In my explorations of the campus, I found many things that were unknown to my contemporise; this does not necessarily imply any great scholarship of esoteric matters on my part, only that they were more interested in women, wine, sleeping late, and avoiding tutors. I also met the campus cat, and after some initial wariness on his part, we soon, as the only two creatures to frequent the more obscure corners of the campus, became companions.
Needless to say I supplemented my investigations of the physical building with examination of the written historical record, and thus I found much of the stories of the ancient buildings, the people they had housed, the discoveries made in them, but more importantly, I discovered the terrible secret built into the very fabric of the most modern buildings. Of course, at the time I had no conception that it was anything more than innocent well-meaning whimsy. It is with shaking hand that I write this, indeed, I shall only hint:
When the building was made they mixed with the mortar certain artefacts that were provided by public donation. Messages of goodwill were requested, from all manner of persons in the community, that the town and the place of study should grow closer.
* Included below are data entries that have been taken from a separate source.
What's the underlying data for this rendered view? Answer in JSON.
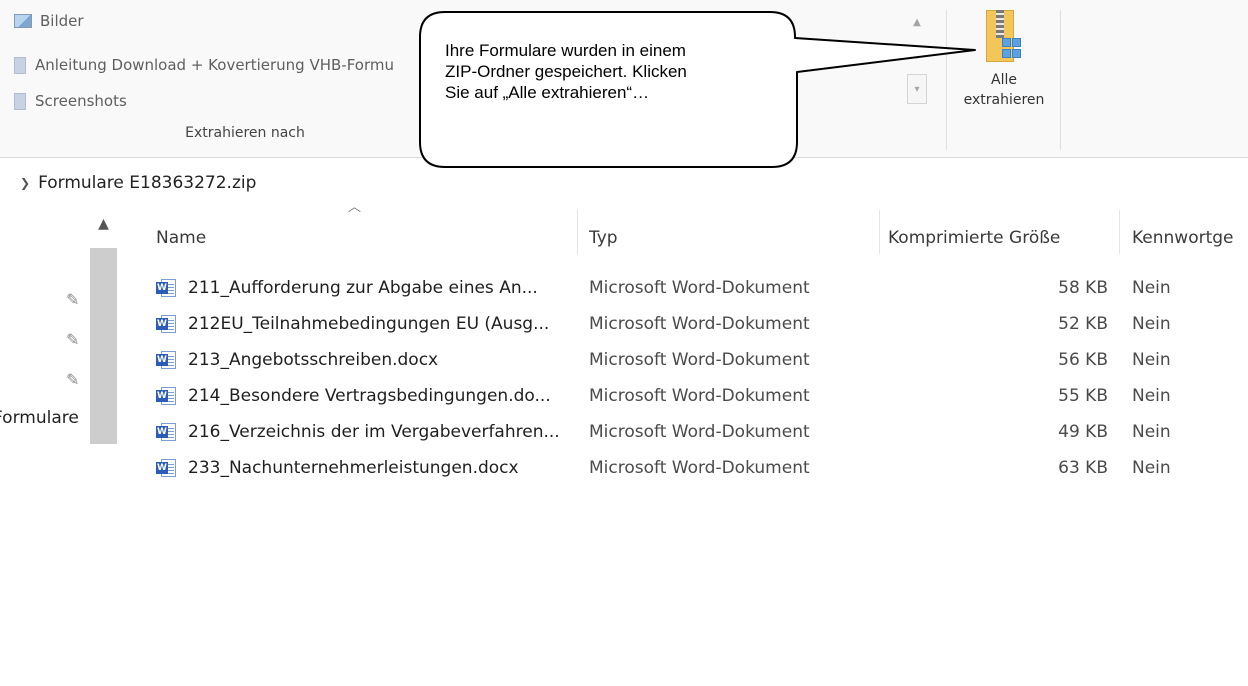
{
  "ribbon": {
    "destinations": [
      {
        "label": "Bilder",
        "icon": "pictures-icon"
      },
      {
        "label": "Anleitung Download + Kovertierung VHB-Formu",
        "icon": "folder-icon"
      },
      {
        "label": "Screenshots",
        "icon": "folder-icon"
      }
    ],
    "group_label": "Extrahieren nach",
    "extract_all": {
      "line1": "Alle",
      "line2": "extrahieren",
      "icon": "zip-folder-icon"
    }
  },
  "address": {
    "path": "Formulare E18363272.zip"
  },
  "nav": {
    "visible_label": "Formulare"
  },
  "columns": {
    "name": "Name",
    "type": "Typ",
    "size": "Komprimierte Größe",
    "password": "Kennwortge"
  },
  "files": [
    {
      "name": "211_Aufforderung zur Abgabe eines An...",
      "type": "Microsoft Word-Dokument",
      "size": "58 KB",
      "password": "Nein"
    },
    {
      "name": "212EU_Teilnahmebedingungen EU (Ausg...",
      "type": "Microsoft Word-Dokument",
      "size": "52 KB",
      "password": "Nein"
    },
    {
      "name": "213_Angebotsschreiben.docx",
      "type": "Microsoft Word-Dokument",
      "size": "56 KB",
      "password": "Nein"
    },
    {
      "name": "214_Besondere Vertragsbedingungen.do...",
      "type": "Microsoft Word-Dokument",
      "size": "55 KB",
      "password": "Nein"
    },
    {
      "name": "216_Verzeichnis der im Vergabeverfahren...",
      "type": "Microsoft Word-Dokument",
      "size": "49 KB",
      "password": "Nein"
    },
    {
      "name": "233_Nachunternehmerleistungen.docx",
      "type": "Microsoft Word-Dokument",
      "size": "63 KB",
      "password": "Nein"
    }
  ],
  "callout": {
    "text": "Ihre Formulare wurden in einem\nZIP-Ordner gespeichert. Klicken\nSie auf „Alle extrahieren“…"
  },
  "colors": {
    "ribbon_bg": "#f9f9f9",
    "scroll_thumb": "#cdcdcd",
    "word_blue": "#2b5cb8",
    "zip_yellow": "#f3c65a"
  }
}
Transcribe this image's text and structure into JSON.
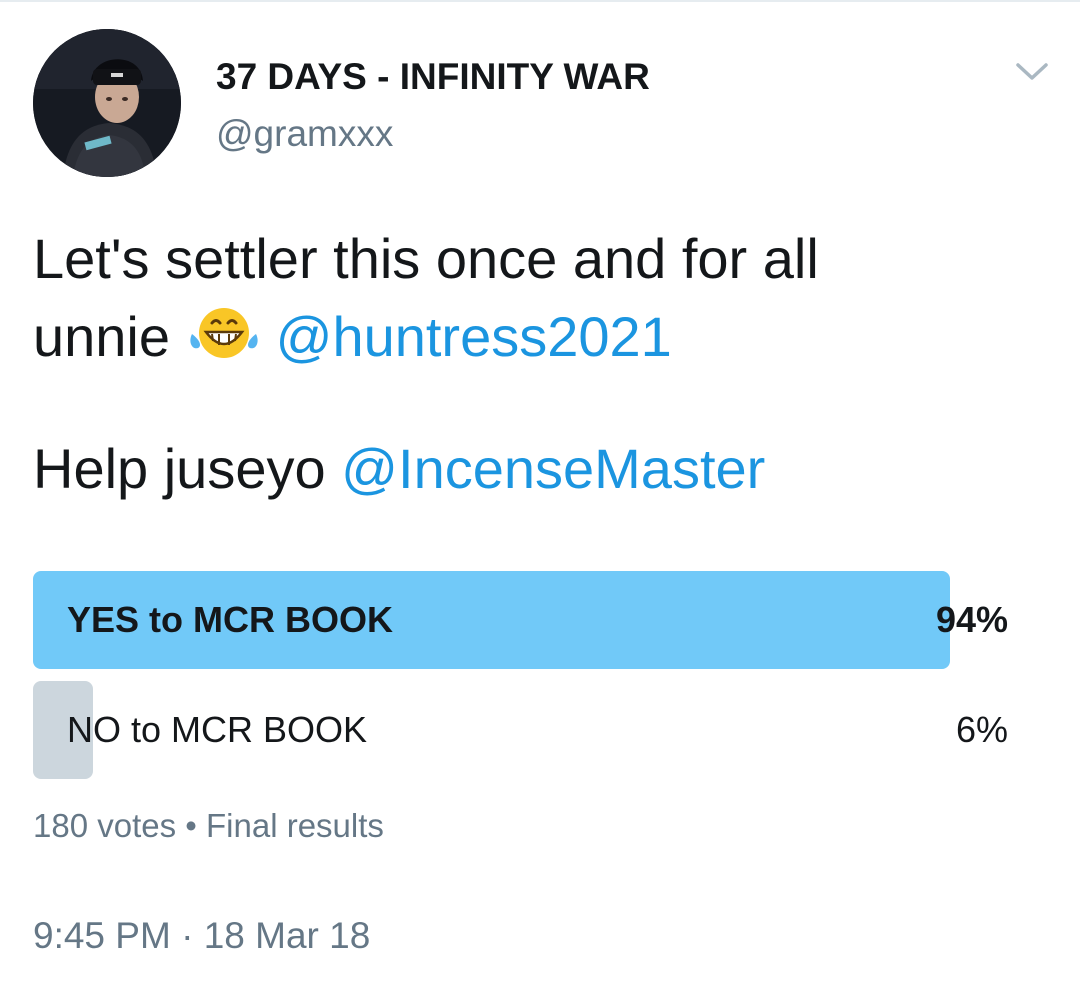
{
  "author": {
    "display_name": "37 DAYS - INFINITY WAR",
    "handle": "@gramxxx"
  },
  "tweet": {
    "line1": "Let's settler this once and for all",
    "line2_text": "unnie",
    "line2_emoji": "grinning-squinting-face-with-tears-of-joy",
    "mention1": "@huntress2021",
    "line3_text": "Help juseyo",
    "mention2": "@IncenseMaster"
  },
  "poll": {
    "options": [
      {
        "label": "YES to MCR BOOK",
        "percent_label": "94%",
        "percent": 94,
        "winner": true
      },
      {
        "label": "NO to MCR BOOK",
        "percent_label": "6%",
        "percent": 6,
        "winner": false
      }
    ],
    "votes": "180 votes",
    "separator": "•",
    "status": "Final results"
  },
  "timestamp": {
    "time": "9:45 PM",
    "separator": "·",
    "date": "18 Mar 18"
  },
  "colors": {
    "mention": "#1b95e0",
    "poll_winner": "#71c9f8",
    "poll_other": "#ccd6dd",
    "muted_text": "#657786"
  },
  "icons": {
    "menu": "chevron-down-icon",
    "emoji": "laughing-emoji-icon"
  }
}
Sculpture, stuffed toys and all manner of donations were also accepted.
Of course all of these were hidden from daily sight, ad I doubt a single one of my contemporaries could have guessed that their habitations, held not only natural wall stuff, bricks and mortar, yet nor insulation and the small creatures that live in the corners of man, but Things such as the citizens of B___ felt that students should be surrounded by. It can be of no surprise to those who have seen students in the town that not all of these things were of as kindly intention as were originally envisaged, nor is it to be expected that the donations were thoroughly investigated before mixing them with the cement. I shall not dwell certain ancient legends concerning London Bridge.
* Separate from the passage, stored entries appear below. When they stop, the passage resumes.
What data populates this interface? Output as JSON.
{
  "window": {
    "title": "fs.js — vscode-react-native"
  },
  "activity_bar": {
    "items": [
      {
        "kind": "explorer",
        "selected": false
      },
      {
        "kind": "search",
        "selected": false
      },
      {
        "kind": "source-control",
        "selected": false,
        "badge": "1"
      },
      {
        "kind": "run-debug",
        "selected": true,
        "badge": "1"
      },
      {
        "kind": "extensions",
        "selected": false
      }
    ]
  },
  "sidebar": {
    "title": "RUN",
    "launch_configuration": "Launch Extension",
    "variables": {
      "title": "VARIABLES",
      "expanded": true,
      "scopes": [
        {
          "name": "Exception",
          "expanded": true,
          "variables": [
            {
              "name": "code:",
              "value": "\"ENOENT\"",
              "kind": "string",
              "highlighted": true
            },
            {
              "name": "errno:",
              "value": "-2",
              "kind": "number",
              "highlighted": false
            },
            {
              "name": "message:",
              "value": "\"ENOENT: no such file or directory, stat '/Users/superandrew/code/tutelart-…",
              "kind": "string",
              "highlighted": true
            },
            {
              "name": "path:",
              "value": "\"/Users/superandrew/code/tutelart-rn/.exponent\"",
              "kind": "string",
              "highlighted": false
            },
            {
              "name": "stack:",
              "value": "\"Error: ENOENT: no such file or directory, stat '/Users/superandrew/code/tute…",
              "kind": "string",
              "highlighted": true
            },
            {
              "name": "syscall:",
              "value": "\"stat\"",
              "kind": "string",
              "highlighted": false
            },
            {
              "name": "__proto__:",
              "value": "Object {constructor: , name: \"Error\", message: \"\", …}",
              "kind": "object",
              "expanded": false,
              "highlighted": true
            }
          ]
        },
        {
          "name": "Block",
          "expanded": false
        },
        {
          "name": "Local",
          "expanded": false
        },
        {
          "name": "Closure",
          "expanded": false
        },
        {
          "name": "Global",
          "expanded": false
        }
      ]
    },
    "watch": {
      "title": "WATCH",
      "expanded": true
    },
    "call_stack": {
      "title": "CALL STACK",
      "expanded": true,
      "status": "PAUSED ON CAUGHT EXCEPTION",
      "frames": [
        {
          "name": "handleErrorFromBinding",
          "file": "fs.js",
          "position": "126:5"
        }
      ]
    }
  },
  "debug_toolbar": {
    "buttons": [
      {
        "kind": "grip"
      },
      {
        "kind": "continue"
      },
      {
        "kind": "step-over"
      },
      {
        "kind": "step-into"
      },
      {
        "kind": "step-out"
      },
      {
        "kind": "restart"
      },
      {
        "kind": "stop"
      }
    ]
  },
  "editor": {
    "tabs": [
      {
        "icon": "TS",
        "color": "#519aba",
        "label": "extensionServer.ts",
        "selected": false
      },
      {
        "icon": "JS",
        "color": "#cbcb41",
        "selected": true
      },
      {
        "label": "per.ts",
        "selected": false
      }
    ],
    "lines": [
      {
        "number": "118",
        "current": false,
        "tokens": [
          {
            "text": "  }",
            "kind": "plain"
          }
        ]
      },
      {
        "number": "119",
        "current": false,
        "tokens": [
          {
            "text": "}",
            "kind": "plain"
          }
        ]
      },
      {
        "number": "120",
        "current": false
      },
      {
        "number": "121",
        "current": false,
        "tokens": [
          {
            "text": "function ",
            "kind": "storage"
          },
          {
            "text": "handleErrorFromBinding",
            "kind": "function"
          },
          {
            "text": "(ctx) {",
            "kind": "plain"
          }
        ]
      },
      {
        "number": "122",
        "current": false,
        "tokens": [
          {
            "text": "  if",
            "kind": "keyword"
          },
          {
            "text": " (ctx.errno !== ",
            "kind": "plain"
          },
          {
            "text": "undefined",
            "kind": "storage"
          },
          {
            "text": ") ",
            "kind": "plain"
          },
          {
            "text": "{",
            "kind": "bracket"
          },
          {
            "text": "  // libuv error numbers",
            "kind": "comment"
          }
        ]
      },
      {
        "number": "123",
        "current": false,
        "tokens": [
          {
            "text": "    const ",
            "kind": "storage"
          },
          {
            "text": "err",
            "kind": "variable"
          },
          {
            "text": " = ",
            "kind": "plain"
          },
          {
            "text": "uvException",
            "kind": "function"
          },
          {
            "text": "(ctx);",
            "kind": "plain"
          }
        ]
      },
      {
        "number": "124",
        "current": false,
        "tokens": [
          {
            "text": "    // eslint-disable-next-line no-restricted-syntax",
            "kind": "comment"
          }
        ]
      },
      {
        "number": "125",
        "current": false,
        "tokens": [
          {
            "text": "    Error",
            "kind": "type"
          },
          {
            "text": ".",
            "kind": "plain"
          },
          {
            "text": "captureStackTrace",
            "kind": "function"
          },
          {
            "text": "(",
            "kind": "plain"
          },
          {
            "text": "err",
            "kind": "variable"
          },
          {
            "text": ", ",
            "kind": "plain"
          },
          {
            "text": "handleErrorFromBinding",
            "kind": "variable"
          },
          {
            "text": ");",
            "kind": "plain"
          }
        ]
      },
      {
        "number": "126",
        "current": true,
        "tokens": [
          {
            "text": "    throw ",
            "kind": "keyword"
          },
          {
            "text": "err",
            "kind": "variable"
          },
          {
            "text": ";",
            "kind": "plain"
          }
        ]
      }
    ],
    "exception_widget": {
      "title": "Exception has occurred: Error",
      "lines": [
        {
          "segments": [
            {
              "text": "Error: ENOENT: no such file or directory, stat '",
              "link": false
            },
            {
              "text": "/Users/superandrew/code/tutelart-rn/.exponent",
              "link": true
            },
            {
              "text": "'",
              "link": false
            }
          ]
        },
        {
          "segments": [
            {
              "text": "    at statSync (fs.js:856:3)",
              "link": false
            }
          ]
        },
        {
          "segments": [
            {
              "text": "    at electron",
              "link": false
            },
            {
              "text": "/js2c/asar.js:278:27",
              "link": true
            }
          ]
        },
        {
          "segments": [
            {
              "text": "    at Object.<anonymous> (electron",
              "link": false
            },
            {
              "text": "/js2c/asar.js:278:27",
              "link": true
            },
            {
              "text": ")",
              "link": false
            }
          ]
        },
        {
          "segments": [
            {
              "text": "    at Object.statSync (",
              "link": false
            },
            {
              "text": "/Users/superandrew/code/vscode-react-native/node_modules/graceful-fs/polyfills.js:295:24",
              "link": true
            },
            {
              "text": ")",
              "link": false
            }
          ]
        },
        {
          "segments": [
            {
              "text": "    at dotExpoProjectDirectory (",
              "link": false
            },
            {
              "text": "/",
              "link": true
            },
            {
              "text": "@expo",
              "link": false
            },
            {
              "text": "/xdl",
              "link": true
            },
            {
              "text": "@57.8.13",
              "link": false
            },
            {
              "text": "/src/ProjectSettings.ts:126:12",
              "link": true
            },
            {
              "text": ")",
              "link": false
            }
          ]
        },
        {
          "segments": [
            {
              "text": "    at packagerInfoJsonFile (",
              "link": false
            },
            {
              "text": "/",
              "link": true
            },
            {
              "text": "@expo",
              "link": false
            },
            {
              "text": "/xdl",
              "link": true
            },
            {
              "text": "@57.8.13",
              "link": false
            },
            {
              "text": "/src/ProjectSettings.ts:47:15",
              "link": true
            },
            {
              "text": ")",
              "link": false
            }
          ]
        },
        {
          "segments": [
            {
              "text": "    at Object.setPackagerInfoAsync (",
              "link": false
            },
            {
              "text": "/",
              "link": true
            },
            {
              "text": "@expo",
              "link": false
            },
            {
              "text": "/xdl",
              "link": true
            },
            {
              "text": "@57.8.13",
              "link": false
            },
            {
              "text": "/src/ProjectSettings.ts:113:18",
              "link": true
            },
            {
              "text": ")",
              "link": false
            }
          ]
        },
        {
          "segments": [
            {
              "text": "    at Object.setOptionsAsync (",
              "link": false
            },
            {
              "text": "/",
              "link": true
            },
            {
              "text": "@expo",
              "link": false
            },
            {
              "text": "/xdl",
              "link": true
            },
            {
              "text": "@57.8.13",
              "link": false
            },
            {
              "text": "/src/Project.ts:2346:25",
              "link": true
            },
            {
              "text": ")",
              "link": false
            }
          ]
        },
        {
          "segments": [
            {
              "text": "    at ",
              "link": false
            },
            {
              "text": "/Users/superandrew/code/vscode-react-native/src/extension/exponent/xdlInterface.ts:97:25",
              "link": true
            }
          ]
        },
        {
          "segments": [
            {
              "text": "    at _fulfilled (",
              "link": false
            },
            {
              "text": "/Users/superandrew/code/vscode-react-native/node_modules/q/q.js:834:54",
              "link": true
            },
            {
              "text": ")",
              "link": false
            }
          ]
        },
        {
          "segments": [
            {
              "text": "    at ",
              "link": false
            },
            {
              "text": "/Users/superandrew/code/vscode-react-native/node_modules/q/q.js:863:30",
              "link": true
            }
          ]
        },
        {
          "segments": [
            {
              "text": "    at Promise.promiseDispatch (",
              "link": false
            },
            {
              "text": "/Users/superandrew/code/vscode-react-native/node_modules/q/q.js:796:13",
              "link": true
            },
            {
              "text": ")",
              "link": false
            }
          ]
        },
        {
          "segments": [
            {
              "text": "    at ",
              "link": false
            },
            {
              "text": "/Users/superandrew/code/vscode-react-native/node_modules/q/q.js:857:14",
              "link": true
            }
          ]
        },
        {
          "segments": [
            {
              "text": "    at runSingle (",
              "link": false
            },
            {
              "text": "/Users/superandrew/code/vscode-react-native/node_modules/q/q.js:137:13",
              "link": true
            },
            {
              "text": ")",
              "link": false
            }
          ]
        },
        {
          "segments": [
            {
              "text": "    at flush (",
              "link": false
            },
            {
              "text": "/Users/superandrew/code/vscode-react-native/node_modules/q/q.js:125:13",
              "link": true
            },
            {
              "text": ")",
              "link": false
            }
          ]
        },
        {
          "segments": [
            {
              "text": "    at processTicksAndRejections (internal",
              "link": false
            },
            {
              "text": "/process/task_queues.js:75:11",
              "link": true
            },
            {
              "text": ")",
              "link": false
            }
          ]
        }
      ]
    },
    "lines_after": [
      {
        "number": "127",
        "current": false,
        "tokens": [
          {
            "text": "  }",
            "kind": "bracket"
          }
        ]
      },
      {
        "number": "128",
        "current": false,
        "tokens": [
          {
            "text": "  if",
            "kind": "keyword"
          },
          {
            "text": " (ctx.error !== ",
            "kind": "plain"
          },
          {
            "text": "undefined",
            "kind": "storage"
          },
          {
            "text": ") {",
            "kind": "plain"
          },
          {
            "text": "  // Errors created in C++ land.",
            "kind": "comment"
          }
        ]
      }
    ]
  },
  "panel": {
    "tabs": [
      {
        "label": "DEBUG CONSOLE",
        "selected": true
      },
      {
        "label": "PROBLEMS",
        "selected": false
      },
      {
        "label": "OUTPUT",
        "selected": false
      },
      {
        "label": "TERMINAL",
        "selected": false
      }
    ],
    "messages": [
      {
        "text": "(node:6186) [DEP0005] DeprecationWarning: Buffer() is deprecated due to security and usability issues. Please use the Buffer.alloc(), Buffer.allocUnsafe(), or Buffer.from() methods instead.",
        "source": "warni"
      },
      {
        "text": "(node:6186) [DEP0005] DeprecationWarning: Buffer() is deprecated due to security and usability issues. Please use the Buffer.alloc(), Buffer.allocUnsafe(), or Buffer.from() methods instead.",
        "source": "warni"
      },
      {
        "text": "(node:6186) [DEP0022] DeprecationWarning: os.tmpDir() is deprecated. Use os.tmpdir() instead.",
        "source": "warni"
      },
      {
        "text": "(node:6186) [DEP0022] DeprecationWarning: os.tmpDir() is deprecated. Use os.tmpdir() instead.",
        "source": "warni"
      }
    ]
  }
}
When you dispose of nuclear waste you attempt to immobilise it first, embedding the dangerous materials in glass or artificial mineral crystals, and then bury the container such that any leaks will be far from what one treasures. I can only guess at the motivations of the townsman who had decided that embedding in concrete counted as good enough immobilization of the evil thing, considering the placement of any leaks.
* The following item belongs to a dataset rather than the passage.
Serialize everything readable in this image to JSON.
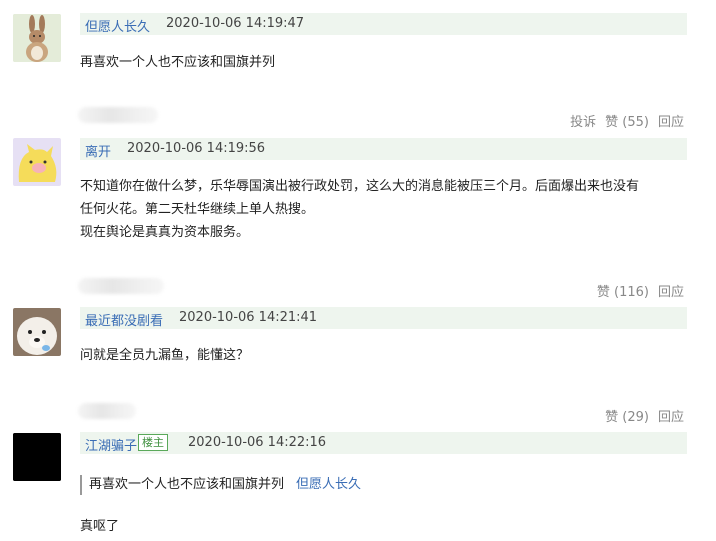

I did not sleep well the next night either, for my mind was awhirl with thoughts of the wonders lying concealed in the walls around me. Here, close but inaccessible were intentions made concrete; people’s very thoughts and attitudes forever fossilised in the living structure. Also, I fancied I could hear noises.
I was in this mood when a familiar scratching at the door alerted me to the arrival of my companion in exploration. I opened the door and he trotted in proudly, tail held high. Clutched in that noble beast’s mouth was the struggling form of a malevolent porcelain doll.